Of course, by putting more information in the type you are putting more stress on the compiler to optimize things. If the static arrays are too big compile time might explode or the compiler might just give up and fall back to a slow default version.

Hence, static arrays are only useful as small fixed-size arrays.

In [None]:
# # might take longer to compile and the speedup is gone
# N = 20
# M = rand(N,N);
# m = SMatrix{N,N}(M);

# println("Inversion")
# @btime inv($m);
# @btime inv($M);

# Are explicit type annotations necessary? (like in C or Fortran)

Note that Julia's type inference is powerful. Specifying types **is not** necessary for best performance!

In [None]:
function my_function(x)
    y = rand()
    z = rand()
    x+y+z
end

function my_function_typed(x::Int)::Float64
    y::Float64 = rand()
    z::Float64 = rand()
    x+y+z
end

In [None]:
@btime my_function(10);
@btime my_function_typed(10);

 However, annotating types explicitly can serve a purpose.

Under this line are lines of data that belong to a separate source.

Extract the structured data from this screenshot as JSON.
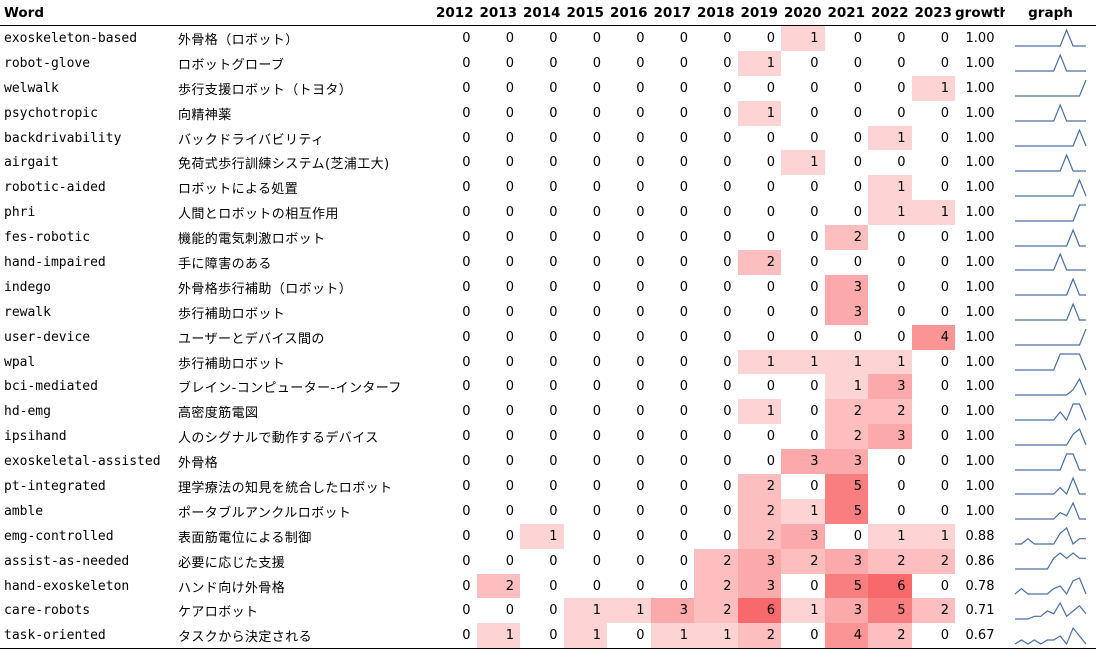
{
  "columns": {
    "word": "Word",
    "years": [
      "2012",
      "2013",
      "2014",
      "2015",
      "2016",
      "2017",
      "2018",
      "2019",
      "2020",
      "2021",
      "2022",
      "2023"
    ],
    "growth": "growth",
    "graph": "graph"
  },
  "max_count": 6,
  "cell_color": "#f8696b",
  "spark_color": "#4a6fa5",
  "rows": [
    {
      "word": "exoskeleton-based",
      "ja": "外骨格（ロボット）",
      "counts": [
        0,
        0,
        0,
        0,
        0,
        0,
        0,
        0,
        1,
        0,
        0,
        0
      ],
      "growth": "1.00"
    },
    {
      "word": "robot-glove",
      "ja": "ロボットグローブ",
      "counts": [
        0,
        0,
        0,
        0,
        0,
        0,
        0,
        1,
        0,
        0,
        0,
        0
      ],
      "growth": "1.00"
    },
    {
      "word": "welwalk",
      "ja": "歩行支援ロボット（トヨタ）",
      "counts": [
        0,
        0,
        0,
        0,
        0,
        0,
        0,
        0,
        0,
        0,
        0,
        1
      ],
      "growth": "1.00"
    },
    {
      "word": "psychotropic",
      "ja": "向精神薬",
      "counts": [
        0,
        0,
        0,
        0,
        0,
        0,
        0,
        1,
        0,
        0,
        0,
        0
      ],
      "growth": "1.00"
    },
    {
      "word": "backdrivability",
      "ja": "バックドライバビリティ",
      "counts": [
        0,
        0,
        0,
        0,
        0,
        0,
        0,
        0,
        0,
        0,
        1,
        0
      ],
      "growth": "1.00"
    },
    {
      "word": "airgait",
      "ja": "免荷式歩行訓練システム(芝浦工大)",
      "counts": [
        0,
        0,
        0,
        0,
        0,
        0,
        0,
        0,
        1,
        0,
        0,
        0
      ],
      "growth": "1.00"
    },
    {
      "word": "robotic-aided",
      "ja": "ロボットによる処置",
      "counts": [
        0,
        0,
        0,
        0,
        0,
        0,
        0,
        0,
        0,
        0,
        1,
        0
      ],
      "growth": "1.00"
    },
    {
      "word": "phri",
      "ja": "人間とロボットの相互作用",
      "counts": [
        0,
        0,
        0,
        0,
        0,
        0,
        0,
        0,
        0,
        0,
        1,
        1
      ],
      "growth": "1.00"
    },
    {
      "word": "fes-robotic",
      "ja": "機能的電気刺激ロボット",
      "counts": [
        0,
        0,
        0,
        0,
        0,
        0,
        0,
        0,
        0,
        2,
        0,
        0
      ],
      "growth": "1.00"
    },
    {
      "word": "hand-impaired",
      "ja": "手に障害のある",
      "counts": [
        0,
        0,
        0,
        0,
        0,
        0,
        0,
        2,
        0,
        0,
        0,
        0
      ],
      "growth": "1.00"
    },
    {
      "word": "indego",
      "ja": "外骨格歩行補助（ロボット）",
      "counts": [
        0,
        0,
        0,
        0,
        0,
        0,
        0,
        0,
        0,
        3,
        0,
        0
      ],
      "growth": "1.00"
    },
    {
      "word": "rewalk",
      "ja": "歩行補助ロボット",
      "counts": [
        0,
        0,
        0,
        0,
        0,
        0,
        0,
        0,
        0,
        3,
        0,
        0
      ],
      "growth": "1.00"
    },
    {
      "word": "user-device",
      "ja": "ユーザーとデバイス間の",
      "counts": [
        0,
        0,
        0,
        0,
        0,
        0,
        0,
        0,
        0,
        0,
        0,
        4
      ],
      "growth": "1.00"
    },
    {
      "word": "wpal",
      "ja": "歩行補助ロボット",
      "counts": [
        0,
        0,
        0,
        0,
        0,
        0,
        0,
        1,
        1,
        1,
        1,
        0
      ],
      "growth": "1.00"
    },
    {
      "word": "bci-mediated",
      "ja": "ブレイン-コンピューター-インターフ",
      "counts": [
        0,
        0,
        0,
        0,
        0,
        0,
        0,
        0,
        0,
        1,
        3,
        0
      ],
      "growth": "1.00"
    },
    {
      "word": "hd-emg",
      "ja": "高密度筋電図",
      "counts": [
        0,
        0,
        0,
        0,
        0,
        0,
        0,
        1,
        0,
        2,
        2,
        0
      ],
      "growth": "1.00"
    },
    {
      "word": "ipsihand",
      "ja": "人のシグナルで動作するデバイス",
      "counts": [
        0,
        0,
        0,
        0,
        0,
        0,
        0,
        0,
        0,
        2,
        3,
        0
      ],
      "growth": "1.00"
    },
    {
      "word": "exoskeletal-assisted",
      "ja": "外骨格",
      "counts": [
        0,
        0,
        0,
        0,
        0,
        0,
        0,
        0,
        3,
        3,
        0,
        0
      ],
      "growth": "1.00"
    },
    {
      "word": "pt-integrated",
      "ja": "理学療法の知見を統合したロボット",
      "counts": [
        0,
        0,
        0,
        0,
        0,
        0,
        0,
        2,
        0,
        5,
        0,
        0
      ],
      "growth": "1.00"
    },
    {
      "word": "amble",
      "ja": "ポータブルアンクルロボット",
      "counts": [
        0,
        0,
        0,
        0,
        0,
        0,
        0,
        2,
        1,
        5,
        0,
        0
      ],
      "growth": "1.00"
    },
    {
      "word": "emg-controlled",
      "ja": "表面筋電位による制御",
      "counts": [
        0,
        0,
        1,
        0,
        0,
        0,
        0,
        2,
        3,
        0,
        1,
        1
      ],
      "growth": "0.88"
    },
    {
      "word": "assist-as-needed",
      "ja": "必要に応じた支援",
      "counts": [
        0,
        0,
        0,
        0,
        0,
        0,
        2,
        3,
        2,
        3,
        2,
        2
      ],
      "growth": "0.86"
    },
    {
      "word": "hand-exoskeleton",
      "ja": "ハンド向け外骨格",
      "counts": [
        0,
        2,
        0,
        0,
        0,
        0,
        2,
        3,
        0,
        5,
        6,
        0
      ],
      "growth": "0.78"
    },
    {
      "word": "care-robots",
      "ja": "ケアロボット",
      "counts": [
        0,
        0,
        0,
        1,
        1,
        3,
        2,
        6,
        1,
        3,
        5,
        2
      ],
      "growth": "0.71"
    },
    {
      "word": "task-oriented",
      "ja": "タスクから決定される",
      "counts": [
        0,
        1,
        0,
        1,
        0,
        1,
        1,
        2,
        0,
        4,
        2,
        0
      ],
      "growth": "0.67"
    }
  ]
}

* **Define a user interface/type filter** (will throw error if incompatible type is given)
* Enforce conversions
* Rarely, help the compiler infer types in tricky situations

# Core messages of this Notebook

* Julia **can be fast.**
* **A function is compiled when called for the first time** with a given set of argument types.
* The are **multiple compilation steps** all of which can be inspected through macros like `@code_warntype`.
* **Code specialization** based on the types of all of the input arguments is important for speed.
* Calculations can be moved to compile-time to make run-time faster.
* In virtually all cases, **explicit type annotations are irrelevant for performance**.
* Type annotations in function signatures define a **type filter/user interface**.